Daniel Prude was released from the emergency room without medication or treatment only hours before his encounter with police. His family tried in vain to get him help. 

Ricardo Muñoz, who was killed by police, suffered from paranoid schizophrenia. “He was sick,” Rulennis Muñoz said of her brother. “It’s not a crime to be sick.” His family had been trying to get him help for years. He was routinely in and out of hospitals, with little follow-up care in between. 

And there is this horrific story. According to the report, “In the month before she wielded a knife against her son, [the individual] had called the sheriff’s office seeking assistance with mental health problems.” She had been discharged from the hospital for mental health treatment 10 days earlier. This unspeakable tragedy could have been prevented.

We have to stop failing people with brain illness, their families and our communities. Crisis response for people with mental illness is not enough. More and more are barreling along the current, headed for tragedy. Advocates have put forth solutions. It’s time to go upstream and fix the root cause of the problem.

Where Is the Outrage for the Mentally Ill?

Each week seems to bring another outrage to Americans. Last year, we were outraged by the treatment of immigrants—of locking children in cages. A few years before that was the “me too” movement. Practically every woman in the U.S. had a “me too” story, and we were—understandably—collectively outraged. 

Most recently, Americans have voiced their outrage about the treatment of Black people by police. And rightly so. These police killings are unjust and indefensible. 

But there is another group who is discriminated against, marginalized, mistreated and misunderstood—yet no one seems to care. Few people express outrage—or even concern— except their families. 
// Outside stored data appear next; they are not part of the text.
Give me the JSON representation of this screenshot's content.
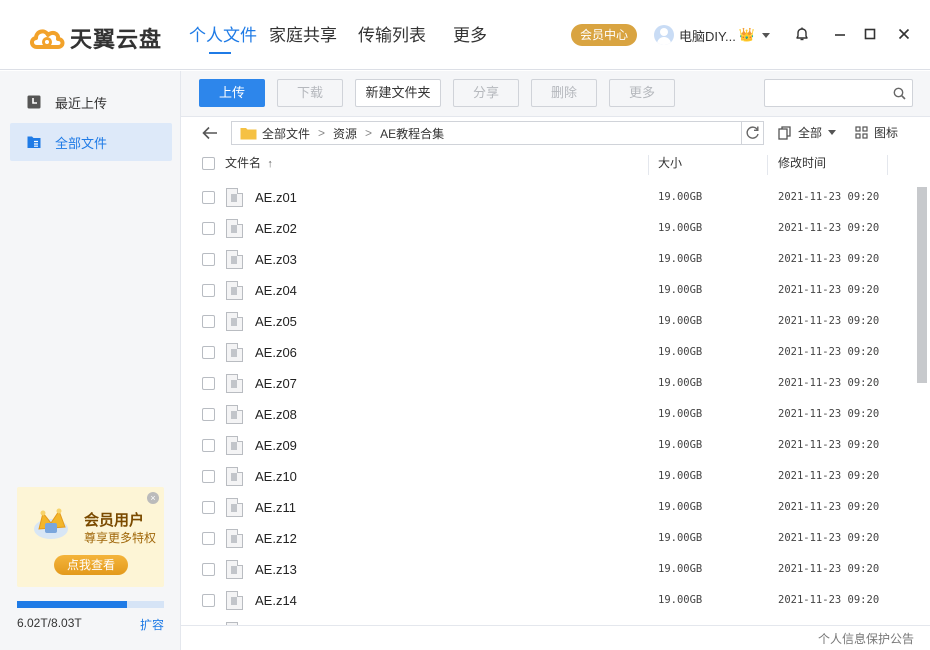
{
  "app": {
    "logo_text": "天翼云盘",
    "colors": {
      "accent": "#1f7be6",
      "vip_gold": "#d9a441"
    }
  },
  "nav": {
    "items": [
      {
        "label": "个人文件",
        "active": true
      },
      {
        "label": "家庭共享",
        "active": false
      },
      {
        "label": "传输列表",
        "active": false
      },
      {
        "label": "更多",
        "active": false
      }
    ]
  },
  "header": {
    "vip_center_label": "会员中心",
    "user_name": "电脑DIY...",
    "crown_glyph": "👑"
  },
  "sidebar": {
    "items": [
      {
        "label": "最近上传",
        "icon": "clock-icon",
        "active": false
      },
      {
        "label": "全部文件",
        "icon": "folder-list-icon",
        "active": true
      }
    ],
    "vip_card": {
      "title": "会员用户",
      "subtitle": "尊享更多特权",
      "cta": "点我查看",
      "close_glyph": "×"
    },
    "storage": {
      "used_total": "6.02T/8.03T",
      "used_fraction": 0.75,
      "expand_label": "扩容"
    }
  },
  "toolbar": {
    "upload": "上传",
    "download": "下载",
    "new_folder": "新建文件夹",
    "share": "分享",
    "delete": "删除",
    "more": "更多",
    "search_placeholder": ""
  },
  "path": {
    "crumbs": [
      "全部文件",
      "资源",
      "AE教程合集"
    ],
    "separator": ">"
  },
  "filter": {
    "label": "全部",
    "view_label": "图标"
  },
  "table": {
    "headers": {
      "name": "文件名",
      "sort_glyph": "↑",
      "size": "大小",
      "modified": "修改时间"
    },
    "rows": [
      {
        "name": "AE.z01",
        "size": "19.00GB",
        "modified": "2021-11-23 09:20"
      },
      {
        "name": "AE.z02",
        "size": "19.00GB",
        "modified": "2021-11-23 09:20"
      },
      {
        "name": "AE.z03",
        "size": "19.00GB",
        "modified": "2021-11-23 09:20"
      },
      {
        "name": "AE.z04",
        "size": "19.00GB",
        "modified": "2021-11-23 09:20"
      },
      {
        "name": "AE.z05",
        "size": "19.00GB",
        "modified": "2021-11-23 09:20"
      },
      {
        "name": "AE.z06",
        "size": "19.00GB",
        "modified": "2021-11-23 09:20"
      },
      {
        "name": "AE.z07",
        "size": "19.00GB",
        "modified": "2021-11-23 09:20"
      },
      {
        "name": "AE.z08",
        "size": "19.00GB",
        "modified": "2021-11-23 09:20"
      },
      {
        "name": "AE.z09",
        "size": "19.00GB",
        "modified": "2021-11-23 09:20"
      },
      {
        "name": "AE.z10",
        "size": "19.00GB",
        "modified": "2021-11-23 09:20"
      },
      {
        "name": "AE.z11",
        "size": "19.00GB",
        "modified": "2021-11-23 09:20"
      },
      {
        "name": "AE.z12",
        "size": "19.00GB",
        "modified": "2021-11-23 09:20"
      },
      {
        "name": "AE.z13",
        "size": "19.00GB",
        "modified": "2021-11-23 09:20"
      },
      {
        "name": "AE.z14",
        "size": "19.00GB",
        "modified": "2021-11-23 09:20"
      }
    ]
  },
  "footer": {
    "privacy_notice": "个人信息保护公告"
  }
}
For those with first-hand knowledge of brain illnesses like bipolar disorder and schizophrenia—the public’s ambivalence is baffling. People with untreated mental illness are 16 times more likely to be killed in a police altercation. And nearly a quarter of people killed by police had mental illnesses. Yet no one marches for them.

Though the deaths of Daniel Prude and the 13-year-old boy with autism—whose families called police because of a mental health crisis—were covered widely in the media, the headlines largely centered on race and autism, not mental illness. 
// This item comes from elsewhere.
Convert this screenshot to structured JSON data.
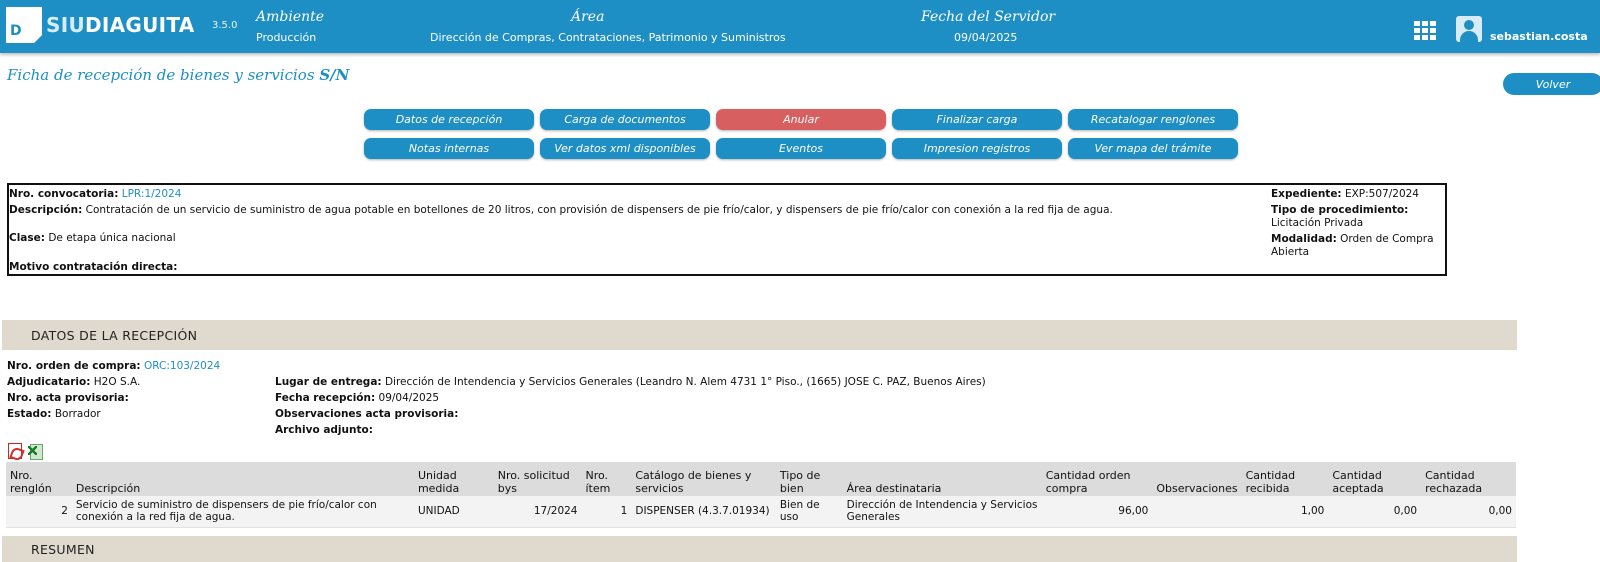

We need a national conversation about how we treat people with mental illness. If a person is having a “mental health emergency”—usually a euphemism for psychosis due to a brain illness—the police show up instead of an ambulance. For many families, calling the police is the only way to get treatment for their loved one. Mental illness is a medical issue, not a criminal one.

For families of the mentally ill, getting adequate treatment for their loved one is extraordinarily difficult. Prude was discharged from the hospital after only three hours the day before he was killed. With a different kind of medical emergency—such as a cardiac arrest—he would never have been discharged before stabilization. 

Premature discharge is but one of the many ways discrimination is built into the health care system. Shortages of inpatient beds and psychiatrists, underfunding of services and lack of mental health parity are other barriers to treatment. 

Families of people with mental illness have long demanded change. But the lack of public outrage signals that it will be a long wait.